Cette remarque lui rappela celle de Maé, dite plusieurs heures avant la violente dispute avec Paul. Même si elle essayait de ne pas songer à son oncle, son esprit la ramenait immédiatement sur le sujet du collier. La veille, Alina avait menti à Jean-Grégoire en affirmant qu'aucun objet n'avait été dérobé. L'aubergiste soupçonnait lui aussi le maraîcher et il menait l'enquête de son côté. Louis aurait probablement des informations à lui révéler sur le lien qui unissait Ambre et Paul. Peut-être étaient-ils ensemble et qu'il voulait récupérer le dernier souvenir d'elle ? La citadine aimait croire qu'une chose se tramait autour de l'insigne religieux. Malgré tout, son père découvrirait qu'elle avait emprunté le bijou alors ce n'était peut-être pas une si bonne idée que cela.

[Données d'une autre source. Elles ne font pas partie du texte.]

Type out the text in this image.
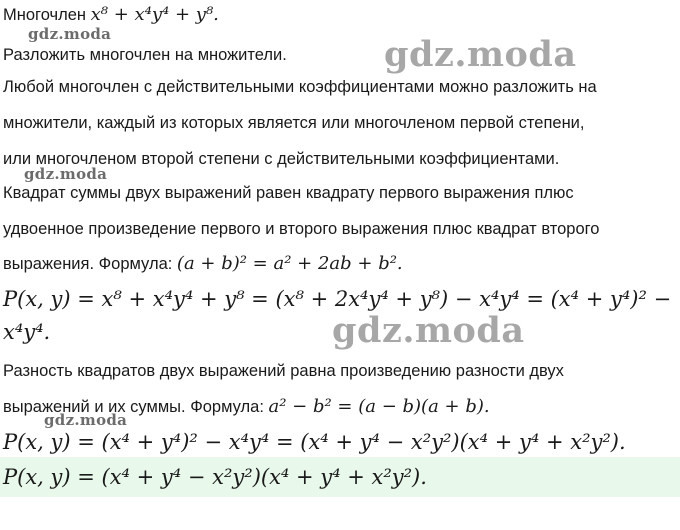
Многочлен x⁸ + x⁴y⁴ + y⁸.
Разложить многочлен на множители.
Любой многочлен с действительными коэффициентами можно разложить на
множители, каждый из которых является или многочленом первой степени,
или многочленом второй степени с действительными коэффициентами.
Квадрат суммы двух выражений равен квадрату первого выражения плюс
удвоенное произведение первого и второго выражения плюс квадрат второго
выражения. Формула: (a + b)² = a² + 2ab + b².
P(x, y) = x⁸ + x⁴y⁴ + y⁸ = (x⁸ + 2x⁴y⁴ + y⁸) − x⁴y⁴ = (x⁴ + y⁴)² −
x⁴y⁴.
Разность квадратов двух выражений равна произведению разности двух
выражений и их суммы. Формула: a² − b² = (a − b)(a + b).
P(x, y) = (x⁴ + y⁴)² − x⁴y⁴ = (x⁴ + y⁴ − x²y²)(x⁴ + y⁴ + x²y²).
P(x, y) = (x⁴ + y⁴ − x²y²)(x⁴ + y⁴ + x²y²).
gdz.moda
gdz.moda
gdz.moda
gdz.moda
gdz.moda
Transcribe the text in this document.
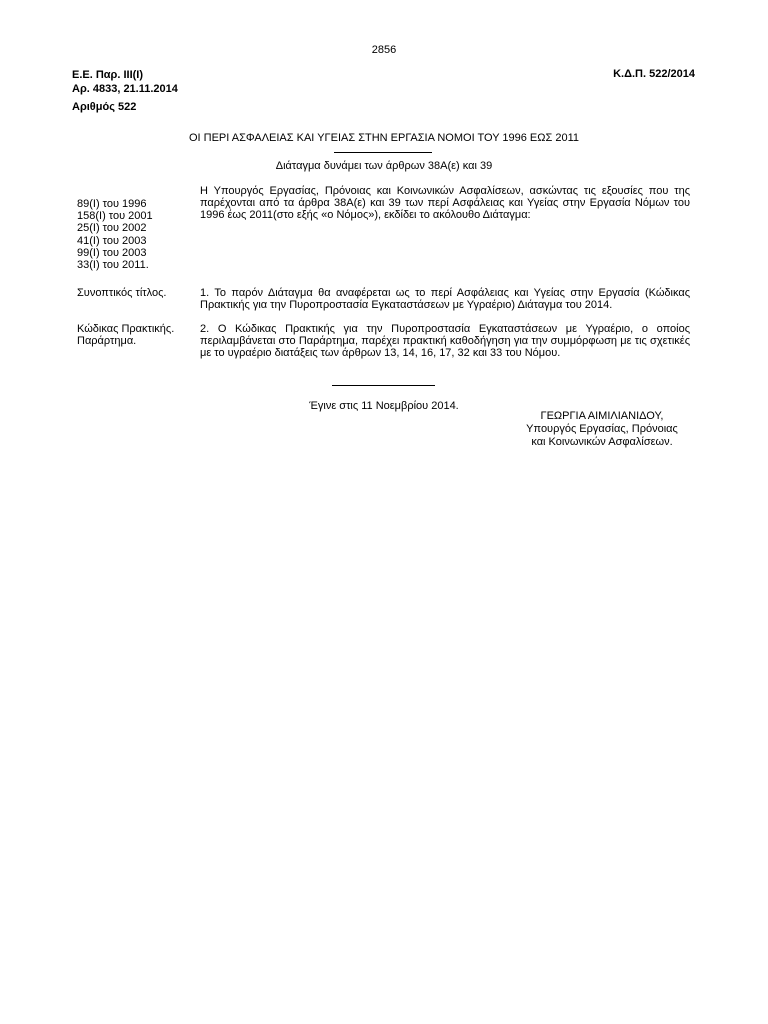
2856
Ε.Ε. Παρ. ΙΙΙ(Ι)
Αρ. 4833, 21.11.2014
Κ.Δ.Π. 522/2014
Αριθμός 522
ΟΙ ΠΕΡΙ ΑΣΦΑΛΕΙΑΣ ΚΑΙ ΥΓΕΙΑΣ ΣΤΗΝ ΕΡΓΑΣΙΑ ΝΟΜΟΙ ΤΟΥ 1996 ΕΩΣ 2011
Διάταγμα δυνάμει των άρθρων 38Α(ε) και 39
89(Ι) του 1996
158(Ι) του 2001
25(Ι) του 2002
41(Ι) του 2003
99(Ι) του 2003
33(Ι) του 2011.
Η Υπουργός Εργασίας, Πρόνοιας και Κοινωνικών Ασφαλίσεων, ασκώντας τις εξουσίες που της παρέχονται από τα άρθρα 38Α(ε) και 39 των περί Ασφάλειας και Υγείας στην Εργασία Νόμων του 1996 έως 2011(στο εξής «ο Νόμος»), εκδίδει το ακόλουθο Διάταγμα:
Συνοπτικός τίτλος.	1. Το παρόν Διάταγμα θα αναφέρεται ως το περί Ασφάλειας και Υγείας στην Εργασία (Κώδικας Πρακτικής για την Πυροπροστασία Εγκαταστάσεων με Υγραέριο) Διάταγμα του 2014.
Κώδικας Πρακτικής.
Παράρτημα.
2. Ο Κώδικας Πρακτικής για την Πυροπροστασία Εγκαταστάσεων με Υγραέριο, ο οποίος περιλαμβάνεται στο Παράρτημα, παρέχει πρακτική καθοδήγηση για την συμμόρφωση με τις σχετικές με το υγραέριο διατάξεις των άρθρων 13, 14, 16, 17, 32 και 33 του Νόμου.
Έγινε στις 11 Νοεμβρίου 2014.
ΓΕΩΡΓΙΑ ΑΙΜΙΛΙΑΝΙΔΟΥ,
Υπουργός Εργασίας, Πρόνοιας
και Κοινωνικών Ασφαλίσεων.
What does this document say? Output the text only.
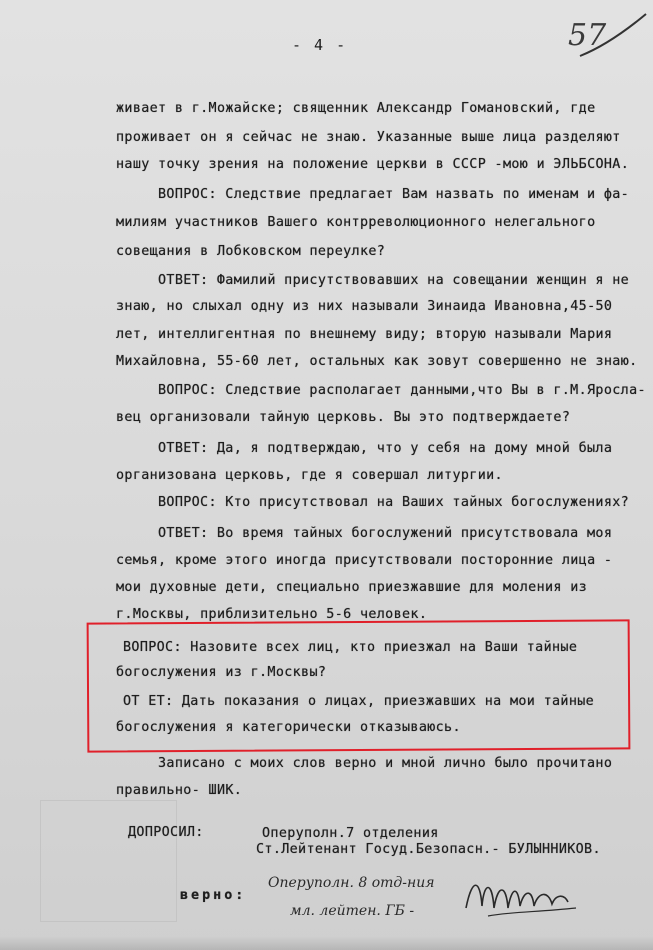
- 4 -	57
живает в г.Можайске; священник Александр Гомановский, где
проживает он я сейчас не знаю. Указанные выше лица разделяют
нашу точку зрения на положение церкви в СССР -мою и ЭЛЬБСОНА.
ВОПРОС: Следствие предлагает Вам назвать по именам и фа-
милиям участников Вашего контрреволюционного нелегального
совещания в Лобковском переулке?
ОТВЕТ: Фамилий присутствовавших на совещании женщин я не
знаю, но слыхал одну из них называли Зинаида Ивановна,45-50
лет, интеллигентная по внешнему виду; вторую называли Мария
Михайловна, 55-60 лет, остальных как зовут совершенно не знаю.
ВОПРОС: Следствие располагает данными,что Вы в г.М.Яросла-
вец организовали тайную церковь. Вы это подтверждаете?
ОТВЕТ: Да, я подтверждаю, что у себя на дому мной была
организована церковь, где я совершал литургии.
ВОПРОС: Кто присутствовал на Ваших тайных богослужениях?
ОТВЕТ: Во время тайных богослужений присутствовала моя
семья, кроме этого иногда присутствовали посторонние лица -
мои духовные дети, специально приезжавшие для моления из
г.Москвы, приблизительно 5-6 человек.
ВОПРОС: Назовите всех лиц, кто приезжал на Ваши тайные
богослужения из г.Москвы?
ОТ ЕТ: Дать показания о лицах, приезжавших на мои тайные
богослужения я категорически отказываюсь.
Записано с моих слов верно и мной лично было прочитано
правильно- ШИК.
ДОПРОСИЛ:	Оперуполн.7 отделения
Ст.Лейтенант Госуд.Безопасн.- БУЛЫННИКОВ.
верно:
Оперуполн. 8 отд-ния
мл. лейтен. ГБ -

La légende Saint-Ambre l'intriguait de plus en plus. La naissance du mouton noir avait de quoi raviver la curiosité. L'église pourrait être enfouie à des dizaines de mètres sous terre suite à un éboulement et ses recherches resteraient alors vaines. Ce mystère faisait naître en elle de l'enthousiasme. L'accès limité aux technologies la poussait à observer les alentours au lieu de se focaliser sur son bout de plastique. Chaque passe-temps était donc à saisir et Alexandre lui en offrit un. Il lui supplia de terminer son petit déjeuner et l'embarqua au premier étage avec son sac en toile.

— Il est temps d'avoir une nouvelle coupe ! s'exclama-t-il en lui tendant la bouteille.

Sa mèche de cheveux brune tombait négligemment sur son front et sa barbe avait pas mal poussé ces derniers jours. Alexandre enleva sans pudeur son t-shirt et s'accouda sur le rebord de la baignoire. Alina se retint de lui balancer à la figure de l'eau glacée. Aucunement gênée par son dos nu, elle s'attela à la dure tâche de lui appliquer le produit.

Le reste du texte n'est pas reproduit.